Dobrindt

VW-Skandal könnte auch Auswirkung auf Kfz-Steuer haben

Jürgen Stüber

Verkehrsminister Alexander Dobrindt will nicht ausschließen, dass der VW-Skandal sich auch auf die Berechnung der Kfz-Steuer auswirkt.

„Wir wurden gestern informiert, dass bei 800.000 Volkswagen die Verbrauchsangaben nicht den realen Werten entsprechen. Daraufhin haben wir für heute Mittag die Untersuchungskommission zusammengerufen", sagte Bundesverkehrsminister Alexander Dobrindt (CSU) im Anschluss an eine Pressekonferenz der Deutschen Bahn. Seinem Ministerium seien Unterlagen übergeben worden.

Nun würden Maßnahmen erörtert. Dobrindt sagte, Volkswagen müsse nun neue Prüfwerte erstellen. „Wir haben angeordnet, dass die komplette laufende Serie nachgeprüft wird." Der Konzern werde aufgefordert, ein Kundenbetreuungszentrum einzurichten.

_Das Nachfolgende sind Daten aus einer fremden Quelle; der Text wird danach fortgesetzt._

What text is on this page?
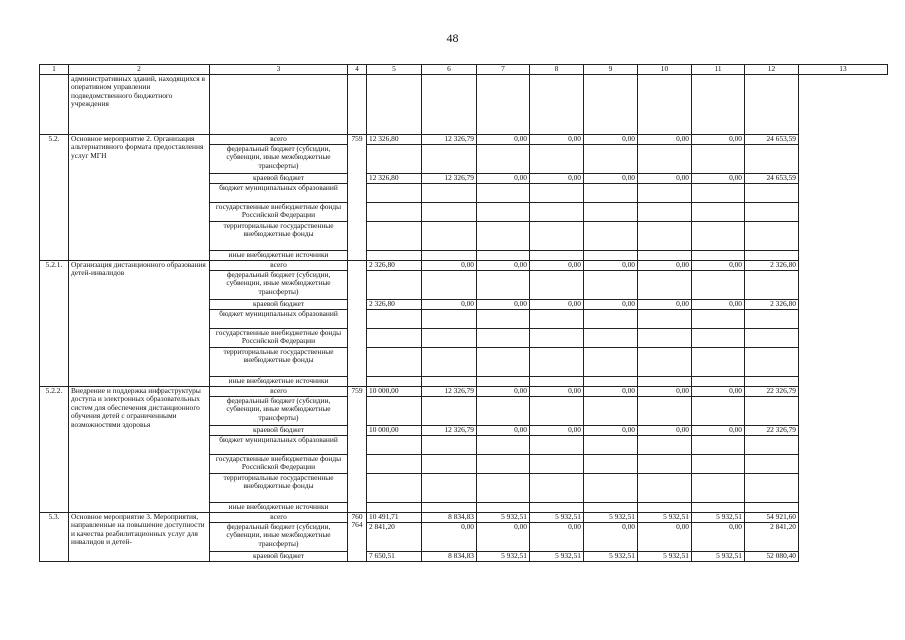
48
1	2	3	4	5	6	7	8	9	10	11	12	13
	административных зданий, находящихся в оперативном управлении подведомственного бюджетного учреждения											
5.2.	Основное мероприятие 2. Организация альтернативного формата предоставления услуг МГН	всего	759	12 326,80	12 326,79	0,00	0,00	0,00	0,00	0,00	24 653,59	
		федеральный бюджет (субсидии, субвенции, иные межбюджетные трансферты)										
		краевой бюджет		12 326,80	12 326,79	0,00	0,00	0,00	0,00	0,00	24 653,59	
		бюджет муниципальных образований										
		государственные внебюджетные фонды Российской Федерации										
		территориальные государственные внебюджетные фонды										
		иные внебюджетные источники										
5.2.1.	Организация дистанционного образования детей-инвалидов	всего		2 326,80	0,00	0,00	0,00	0,00	0,00	0,00	2 326,80	
		федеральный бюджет (субсидии, субвенции, иные межбюджетные трансферты)										
		краевой бюджет		2 326,80	0,00	0,00	0,00	0,00	0,00	0,00	2 326,80	
		бюджет муниципальных образований										
		государственные внебюджетные фонды Российской Федерации										
		территориальные государственные внебюджетные фонды										
		иные внебюджетные источники										
5.2.2.	Внедрение и поддержка инфраструктуры доступа и электронных образовательных систем для обеспечения дистанционного обучения детей с ограниченными возможностями здоровья	всего	759	10 000,00	12 326,79	0,00	0,00	0,00	0,00	0,00	22 326,79	
		федеральный бюджет (субсидии, субвенции, иные межбюджетные трансферты)										
		краевой бюджет		10 000,00	12 326,79	0,00	0,00	0,00	0,00	0,00	22 326,79	
		бюджет муниципальных образований										
		государственные внебюджетные фонды Российской Федерации										
		территориальные государственные внебюджетные фонды										
		иные внебюджетные источники										
5.3.	Основное мероприятие 3. Мероприятия, направленные на повышение доступности и качества реабилитационных услуг для инвалидов и детей-	всего	760 764	10 491,71	8 834,83	5 932,51	5 932,51	5 932,51	5 932,51	5 932,51	54 921,60	
		федеральный бюджет (субсидии, субвенции, иные межбюджетные трансферты)		2 841,20	0,00	0,00	0,00	0,00	0,00	0,00	2 841,20	
		краевой бюджет		7 650,51	8 834,83	5 932,51	5 932,51	5 932,51	5 932,51	5 932,51	52 080,40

Ob der Skandal Auswirkung auf die Klimaziele der Bundesregierung habe, sei noch nicht abschätzbar. Unklar sei ferner, ob die Typgenehmigungen der betroffenen Fahrzeuge Bestand haben. Zur Zeit werde an neuen Prüfstandards gearbeitet, die Manipulationen erschweren.

Auch die Berechnung der Kfz-Steuer werde ein Thema werden. „Das darf keine Mehrkosten für Fahrer verursachen", sagte Dobrindt.

In der Untersuchungskommission habe er eine kooperative Situation mit Volkswagen erlebt, sagte der Minister. Es gebe „Irritation, dass wieder ein Vorfall dieser Größenordnung auftritt". Auch in den USA gebe es Enttäuschung und Verärgerung über Volkswagen, die aufgearbeitet werden muss, berichtete Dobrindt von seiner jüngsten USA-Reise.

Wie Dobrindt weiter sagte, betreffen die fehlerhaften CO2-Abgaben auch 98.000 Benzinfahrzeuge.